Surprisingly, some CK2-dependent IN phosphorylation sites have been identified in vivo but not in vitro (Table S4B). Besides the high sensitivity of MS, this finding could be explained by a hierarchical mechanism where an initial modification by another kinase is required before the phosphorylation by CK2, a mechanism reported for several CK2 sites, which would only occur in vivo [77]. Conversely, because CK2 can control various kinase activities [78], it could indicate that one or more CK2-dependent kinases are accountable for the phosphorylation of these residues in vivo.

We did not detect any change in the frequency of Ty1 retrotransposition, when phospho-ablative mutations were introduced on all in vitro CK2-targeted IN amino acids. Moreover, there was no change in the in vitro catalytic activity of a phosphomimetic IN mutant. We also did not observe a change in the integration profile of Ty1 in CK2 mutants. These data suggest that CK2-dependent IN modification does not influence Ty1 integration, at least upon our experimental conditions. CK2 activity is regulated in distinct cellular processes or in response to cellular stress (for a review see [79]), suggesting that CK2-dependent phosphorylation of IN could be important under specific conditions known to regulate Ty1 retrotransposition, such as ionizing radiation, oxidative or nutritional stresses [80,81,82]. This phosphorylation could also be part of the DNA damage response since CK2 is a key player of this response [83] and Ty1 retrotransposition is stimulated transcriptionally and post-transcriptionally by DNA damage [82, 84,85,86]. It was reported that the interaction between the 115 C-terminal residues of Ty1 IN and RT are critical for RT polymerase activity [26, 27, 87]. Since some phosphorylated residues are located within this 115-residue region of IN, the phosphorylation of IN might affect the reverse transcription step. On the other hand, a former study showed that IN overexpression facilitates the integration of DNA fragments with no similarity to Ty1 cDNA into the yeast genome [88]. Thus, IN phosphorylation could also limit this unconventional activity of Ty1 to maintain genome integrity. Alternatively, IN post-translational modification could transiently influence Ty1 transcription right after de novo integration as reported for HIV IN [71].

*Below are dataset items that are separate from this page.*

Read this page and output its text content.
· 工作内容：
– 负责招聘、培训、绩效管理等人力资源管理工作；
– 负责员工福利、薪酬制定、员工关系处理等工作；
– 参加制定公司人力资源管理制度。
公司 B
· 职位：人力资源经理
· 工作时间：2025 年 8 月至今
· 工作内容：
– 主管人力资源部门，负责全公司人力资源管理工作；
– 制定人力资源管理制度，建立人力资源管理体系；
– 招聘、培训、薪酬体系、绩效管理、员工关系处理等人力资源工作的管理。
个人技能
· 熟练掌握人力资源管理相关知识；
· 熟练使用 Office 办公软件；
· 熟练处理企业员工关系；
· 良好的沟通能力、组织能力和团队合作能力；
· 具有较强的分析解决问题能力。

In contrast to the phospho-ablative IN mutants, several CK2 mutants strongly derepressed Ty1 retrotransposition. Ty1 derepression was previously shown with a ckb2∆ mutant [36] and we observed a similar phenotype with the deletion of the other regulatory subunit Ckb1. Since the absence of the Ckb1 or Ckb2 regulatory subunit impairs the integrity of the CK2 holoenzyme [51], and as we did not observe a synergistic effect in the absence of both Ckb1 and Ckb2, these results point to a role of CK2 holoenzymes in Ty1 regulation. In contrast, no significant changes were detected in the absence of either catalytic subunit. However, the absence of the Cka2 catalytic subunit was synergistic with that of Ckb1 or Ckb2, suggesting the presence of some unstable Cka2/Ckb subcomplexes in vivo that would repress Ty1 retrotransposition.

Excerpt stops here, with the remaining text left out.